Of course after several weeks of this, my justifiable fears, kicked in. Had he had a bad experience recently? Was he fearful of someone in particular? Had he been harmed and we didn’t know it? So one day, after yet another battle to enter a crowded room, my husband and I decided to talk with him, our own hearts equally terrified by what he might tell us.
The conversation went something like this:
Why didn’t you want to go into the room, honey?
There might be a bad guy in there.
*sharp fear, remain calm*
Well… what would he look like?
I don’t know. Big.
*more fear, this time accompanied by stomach churning*
Have you ever seen a bad guy in that room before?
No. But he might be there.
*yep, still fear, breathe deeply*
What would this bad guy do if he was there… (*small voice* ) would he hurt you?
No, he would steal the money and run away.
Yeah, like on Superman. Are we done? Can I go play the Wii?
So for now, we’re putting away the Batman and the Superman and the video games until his overachieving imagination can distinguish between fantasy and reality.
But all this has only reminded me how powerfully controlling fear is. How it can paralyze us and make even the most everyday occurrences absolutely terrifying. How, in a very real way, we can get sucked into a vortex of emotion and possibility and even begin to fear fear itself. And as if our own minds weren’t predatory enough, how other people can manipulate our fears and use them to intimidate and oppress us.
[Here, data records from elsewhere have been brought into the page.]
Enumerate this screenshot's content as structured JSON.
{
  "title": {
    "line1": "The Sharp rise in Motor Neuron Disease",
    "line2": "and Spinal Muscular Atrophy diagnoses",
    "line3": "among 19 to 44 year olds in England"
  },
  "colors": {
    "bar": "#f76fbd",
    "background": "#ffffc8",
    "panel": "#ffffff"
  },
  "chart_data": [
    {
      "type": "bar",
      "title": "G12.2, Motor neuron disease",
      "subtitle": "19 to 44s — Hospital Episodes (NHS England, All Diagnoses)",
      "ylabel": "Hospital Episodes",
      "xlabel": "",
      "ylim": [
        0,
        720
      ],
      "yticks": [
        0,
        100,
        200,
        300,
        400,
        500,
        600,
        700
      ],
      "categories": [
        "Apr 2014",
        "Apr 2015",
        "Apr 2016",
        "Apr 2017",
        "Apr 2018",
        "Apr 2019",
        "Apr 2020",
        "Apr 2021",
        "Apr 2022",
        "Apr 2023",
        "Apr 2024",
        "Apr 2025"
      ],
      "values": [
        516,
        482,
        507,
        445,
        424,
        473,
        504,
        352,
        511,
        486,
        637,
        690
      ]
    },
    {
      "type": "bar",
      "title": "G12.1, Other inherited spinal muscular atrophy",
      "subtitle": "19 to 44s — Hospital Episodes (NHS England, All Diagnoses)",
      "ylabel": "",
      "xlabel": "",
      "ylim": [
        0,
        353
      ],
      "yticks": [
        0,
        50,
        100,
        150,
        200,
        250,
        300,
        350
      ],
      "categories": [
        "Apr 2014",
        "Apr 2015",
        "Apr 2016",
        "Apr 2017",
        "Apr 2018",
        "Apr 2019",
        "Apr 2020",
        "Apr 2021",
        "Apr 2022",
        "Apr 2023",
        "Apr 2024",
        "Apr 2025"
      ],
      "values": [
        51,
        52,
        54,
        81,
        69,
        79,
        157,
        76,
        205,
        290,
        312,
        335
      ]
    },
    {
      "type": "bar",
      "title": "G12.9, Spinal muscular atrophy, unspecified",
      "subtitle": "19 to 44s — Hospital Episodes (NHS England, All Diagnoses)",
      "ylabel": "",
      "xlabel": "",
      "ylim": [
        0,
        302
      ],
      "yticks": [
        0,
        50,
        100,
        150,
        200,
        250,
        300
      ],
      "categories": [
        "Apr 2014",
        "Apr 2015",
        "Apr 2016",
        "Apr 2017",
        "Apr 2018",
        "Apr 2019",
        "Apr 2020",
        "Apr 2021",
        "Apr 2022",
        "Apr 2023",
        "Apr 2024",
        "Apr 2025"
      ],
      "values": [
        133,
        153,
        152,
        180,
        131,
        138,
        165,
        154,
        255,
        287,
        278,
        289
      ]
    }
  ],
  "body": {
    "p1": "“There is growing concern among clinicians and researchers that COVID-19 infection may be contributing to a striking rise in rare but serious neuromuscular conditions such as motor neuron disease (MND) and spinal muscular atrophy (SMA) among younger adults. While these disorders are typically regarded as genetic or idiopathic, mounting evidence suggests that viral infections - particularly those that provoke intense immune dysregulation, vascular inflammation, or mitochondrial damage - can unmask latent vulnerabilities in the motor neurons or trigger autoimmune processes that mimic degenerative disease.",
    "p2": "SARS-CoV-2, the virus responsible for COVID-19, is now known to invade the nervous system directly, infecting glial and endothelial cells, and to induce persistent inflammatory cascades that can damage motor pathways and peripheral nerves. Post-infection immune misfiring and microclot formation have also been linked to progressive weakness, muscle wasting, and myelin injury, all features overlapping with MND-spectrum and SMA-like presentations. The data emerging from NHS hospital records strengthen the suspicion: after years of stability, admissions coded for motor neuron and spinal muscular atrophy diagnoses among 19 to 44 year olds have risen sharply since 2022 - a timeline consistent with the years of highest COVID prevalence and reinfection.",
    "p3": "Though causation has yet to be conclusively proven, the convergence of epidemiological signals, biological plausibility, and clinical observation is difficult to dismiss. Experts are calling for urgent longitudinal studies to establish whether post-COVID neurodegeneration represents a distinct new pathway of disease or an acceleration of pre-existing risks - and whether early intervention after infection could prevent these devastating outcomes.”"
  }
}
Each one of us has our own set of “bad guys in the room.” For me, it’s worrying whether my children will grow up well, whether we’ll ever settle down in one place, whether people will like and approve of me. Some days I’m the courageous warrior leading her small army onto victory; other days I just want to hide behind my mother and retreat from the world.
And when I let my fears dictate my choices, I end up doing just that – retreating from situations that are uncomfortable, from people I don’t know, and from opportunities that are uncertain. I end up retreating from life in all its glorious, messy complexity. And in the end, I teach my children to do the same.
But I’m also discovering that there is something tremendously empowering, something unexpectedly emboldening about faith. Because when you believe that there is a God in heaven, there is purpose and meaning to this life, and there is joy in loving other people, suddenly instead of retreating from the world, you can take it on. When you believe that all things work together for good, that He has plans for your future, and that He loves you with an everlasting love, you can risk finding out what that future is.
And when you believe that He is the everlasting, almighty, just judge of the universe, you realize that even if there are bad guys in the room, they won’t be there for long.